Children with disabilities or special health care needs often find other people making choices for them: where they’ll live, what therapies they’ll get, and even what they’ll eat. But being able to make even the smallest of these choices for themselves (which we sometimes call self-determination) helps your child start down the road to independence.
You can support your child in making decisions throughout their lives by helping them get information about a situation and understand more about the choices they could make. If your adult child still needs help with their choices, you can also make a clear, written supported decision-making agreement with them. In 2015, Texas became the first state to recognize a supported decision-making agreement as a legal document for an adult with disabilities or special health care needs.
Read on to learn more about legal supported decision-making agreements for adult children and for tips on how you can support your child in making decisions at any age, with or without a legal agreement.
At age 18, in the eyes of the law, your now-adult child is completely responsible for their own choices. The doctors, therapists, and school staff who used to include you in every visit or meeting might not be able to talk to you without your child’s permission.
If your adult child is going to need help in certain areas of their life, their school might start talking to you about guardianship or other legal options that you can use to support your child. If you are going to apply for guardianship, you will need to show a judge that you have looked at or tried these tools and that they won’t work for your child.
A supported decision-making agreement is a legal tool for children age 18 or older with disabilities or special health care needs. It’s a document that says you will help your adult child with certain decisions. This agreement is useful when you want to talk to their school, bank, doctors, or other people in your child’s life about a decision or choice.
Signing a supported decision-making agreement doesn’t take a lawyer or a court visit. You can download a free copy of a blank supported decision-making agreement from the Arc of Texas.
To set up that agreement, your adult child decides which choices they want to get help with, like:
The National Center for Supported Decision Making has a worksheet that you and your child can use to pick out the areas where they want your help.
Once you’ve agreed on these areas, you can fill out the actual supported decision-making agreement. Then, you and your adult child sign the agreement in front of 2 other people or in front of a notary public (a person who witnesses legal documents) and those people sign it too.
You can give a copy of the agreement to the people (and organizations) it will affect: your child’s bank, school, doctors, health insurance representative, or anyone else who needs to know you are helping your child with these decisions. Either you or your child can end that agreement at any time by tearing it up and letting the people who got copies of the agreement know that it has ended.
If your adult child wants your help with health care or school, they might also need to sign release forms. You can download a medical release form or get one from the doctor or therapist. You can get a school release form from your child’s school counselor.
Even without a legal agreement, you can use a supported decision-making approach in daily life to help your child make decisions. And if you start including your child in making decisions about their life when they’re younger, it might be easier to keep doing this when they’re an adult.
When you have a big decision to make in your life, you probably don’t do it all by yourself. Most likely, you call a friend, talk to your family, or ask someone else you trust for their opinion. And then you make your choice.
There are 3 parts of a supported decision-making process:
When you support your child, you don’t make the decisions for them.

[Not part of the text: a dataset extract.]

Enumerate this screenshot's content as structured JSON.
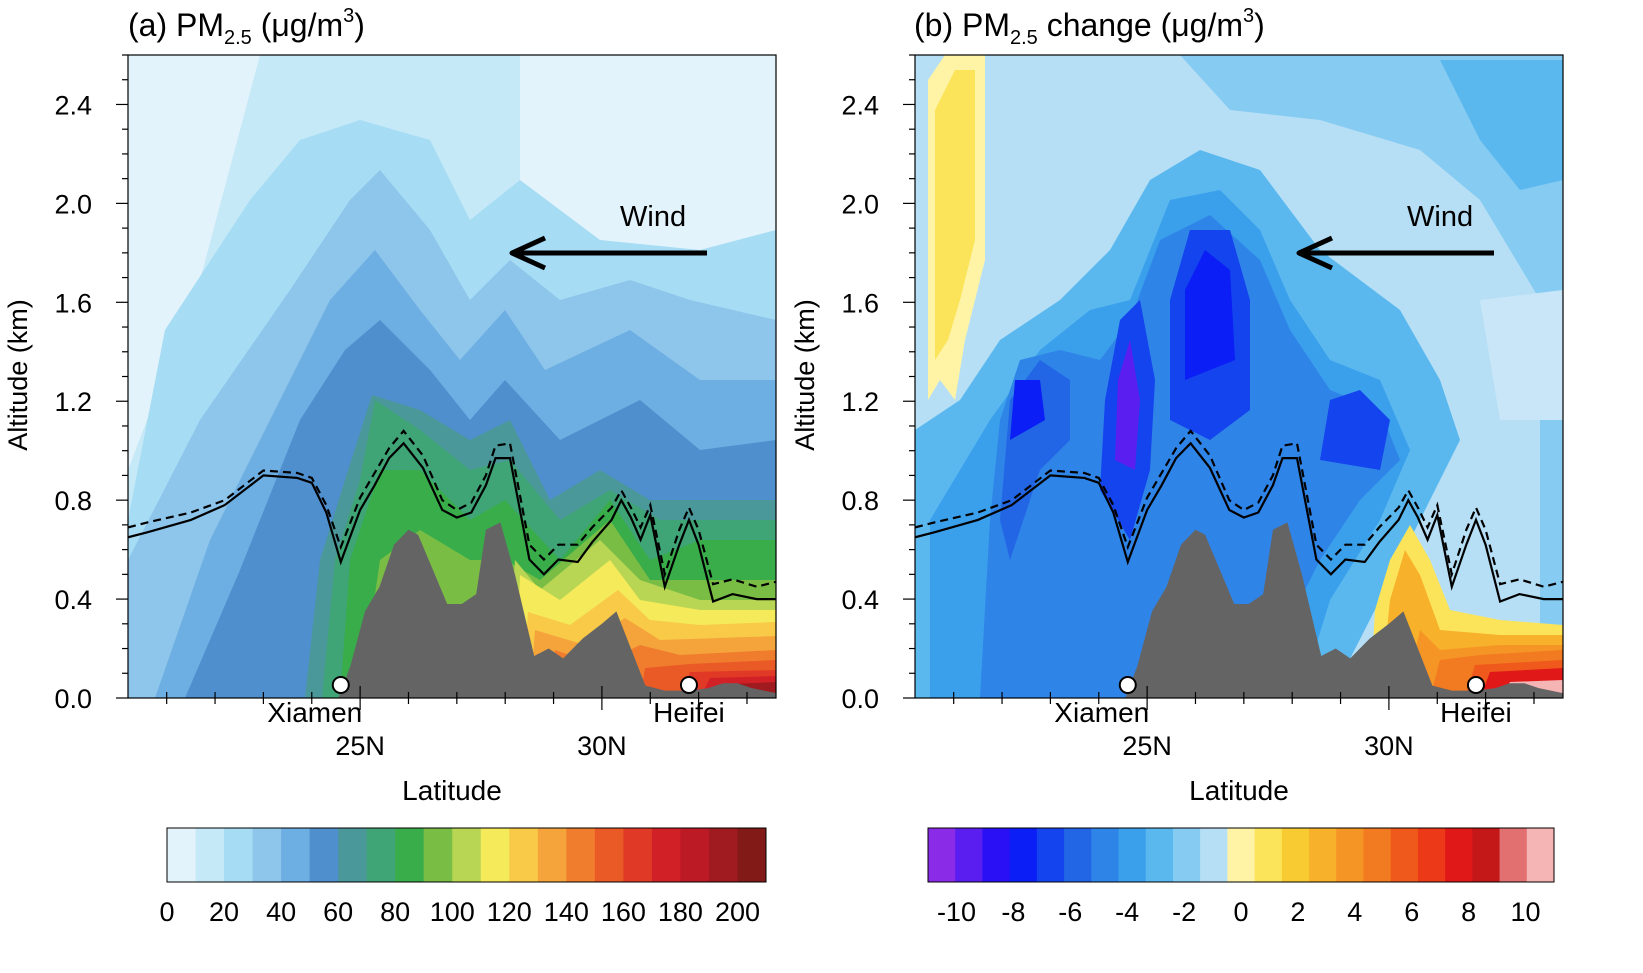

You help them make decisions for themselves.
For example, let’s say that your child wants to be in an art class after school and also has a chance to do a dance class at the exact same time.
By using supported decision-making, you help your child gather information. How much will each class cost? What time is each class? Is there a way to do both? How will they get to and from the classes? Which of their friends might be doing the art or dance class too?

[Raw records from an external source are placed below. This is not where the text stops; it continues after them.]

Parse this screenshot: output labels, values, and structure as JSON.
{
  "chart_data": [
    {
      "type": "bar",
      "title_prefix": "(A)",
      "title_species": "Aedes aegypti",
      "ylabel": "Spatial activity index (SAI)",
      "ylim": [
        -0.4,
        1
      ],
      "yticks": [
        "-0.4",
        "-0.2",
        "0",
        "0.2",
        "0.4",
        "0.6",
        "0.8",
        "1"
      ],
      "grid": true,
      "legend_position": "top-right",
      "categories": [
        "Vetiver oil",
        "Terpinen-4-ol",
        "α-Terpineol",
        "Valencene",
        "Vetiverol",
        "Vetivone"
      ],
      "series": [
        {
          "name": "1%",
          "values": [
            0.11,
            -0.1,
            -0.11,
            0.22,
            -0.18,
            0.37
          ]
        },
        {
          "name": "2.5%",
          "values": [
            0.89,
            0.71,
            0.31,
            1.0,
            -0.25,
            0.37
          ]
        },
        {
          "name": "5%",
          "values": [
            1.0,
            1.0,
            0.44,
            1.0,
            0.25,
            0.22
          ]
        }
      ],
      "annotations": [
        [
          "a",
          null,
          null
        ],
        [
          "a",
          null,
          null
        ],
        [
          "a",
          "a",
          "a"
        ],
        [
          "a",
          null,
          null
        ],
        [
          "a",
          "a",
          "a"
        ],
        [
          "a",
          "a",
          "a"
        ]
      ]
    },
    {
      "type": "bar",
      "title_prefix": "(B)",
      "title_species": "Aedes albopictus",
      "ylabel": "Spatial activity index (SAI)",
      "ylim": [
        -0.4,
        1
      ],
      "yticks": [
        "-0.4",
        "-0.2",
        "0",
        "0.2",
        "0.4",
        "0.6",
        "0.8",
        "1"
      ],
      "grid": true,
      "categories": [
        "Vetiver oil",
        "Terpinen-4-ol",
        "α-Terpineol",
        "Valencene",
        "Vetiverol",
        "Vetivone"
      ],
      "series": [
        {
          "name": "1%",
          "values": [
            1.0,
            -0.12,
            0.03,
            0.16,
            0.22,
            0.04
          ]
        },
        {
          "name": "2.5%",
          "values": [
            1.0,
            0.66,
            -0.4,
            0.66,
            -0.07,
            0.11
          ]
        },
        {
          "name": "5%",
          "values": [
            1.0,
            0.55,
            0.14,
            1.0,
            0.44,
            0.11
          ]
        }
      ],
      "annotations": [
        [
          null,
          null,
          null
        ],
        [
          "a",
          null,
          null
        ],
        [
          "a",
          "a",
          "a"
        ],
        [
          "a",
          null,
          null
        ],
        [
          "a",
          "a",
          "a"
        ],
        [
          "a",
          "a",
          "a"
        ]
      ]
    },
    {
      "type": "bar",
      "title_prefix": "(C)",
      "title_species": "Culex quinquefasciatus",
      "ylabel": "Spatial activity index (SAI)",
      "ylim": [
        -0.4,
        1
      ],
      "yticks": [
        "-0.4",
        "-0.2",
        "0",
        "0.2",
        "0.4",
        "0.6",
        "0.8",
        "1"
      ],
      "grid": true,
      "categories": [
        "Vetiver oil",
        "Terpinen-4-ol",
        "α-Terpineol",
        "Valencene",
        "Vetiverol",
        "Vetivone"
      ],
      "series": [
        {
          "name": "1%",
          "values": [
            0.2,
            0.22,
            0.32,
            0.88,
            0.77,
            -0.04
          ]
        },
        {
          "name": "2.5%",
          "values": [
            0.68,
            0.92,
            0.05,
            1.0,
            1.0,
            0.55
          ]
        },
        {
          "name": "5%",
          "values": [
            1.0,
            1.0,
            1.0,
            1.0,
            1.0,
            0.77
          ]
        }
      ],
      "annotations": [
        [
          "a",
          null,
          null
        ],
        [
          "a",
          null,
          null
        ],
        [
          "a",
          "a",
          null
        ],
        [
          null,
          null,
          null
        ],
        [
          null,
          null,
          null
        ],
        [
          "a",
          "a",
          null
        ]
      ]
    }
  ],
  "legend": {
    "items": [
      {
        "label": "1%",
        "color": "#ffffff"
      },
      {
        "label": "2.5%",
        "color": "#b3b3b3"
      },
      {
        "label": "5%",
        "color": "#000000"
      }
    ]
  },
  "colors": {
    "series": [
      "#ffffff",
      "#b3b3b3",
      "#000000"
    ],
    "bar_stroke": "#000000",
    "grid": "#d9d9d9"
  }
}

Then, you help them think it through. What do they like about the art class? What’s exciting about the dance class? Will one of classes make them too busy or tired to get all of their other responsibilities done, like homework? How will they (or you) pay for the classes? What do they think they’ll learn or get out of each classes?
Then, your child makes the final decision.
Afterwards, they might need help actually starting the class or telling their friends about it. You can show them how to fill out the application (online or paper) or how to make a phone call to sign up for their class. If they know a friend is in the class, you can help them remember to tell their friend that they will be in the class too. Depending on your child’s age and abilities, you might need to do some of these things.
You can practice this with your child when they’re little and as they grow up. Our page on about building independence has more tips and ideas to try.
Making decisions isn’t always easy. Here are some resources that might help both you and your child when important decisions come up:
Every child has different needs, and there are different ways you can work with your child to make important life decisions and even everyday decisions. Just because your child turns 18 years old doesn’t mean you stop being their parent. You’ll know what kind of support your child needs.
Using supported decision-making and a setting up a legal supported decision-making agreement can make it easier for you to keep guiding them even as they transition into the world of adulthood.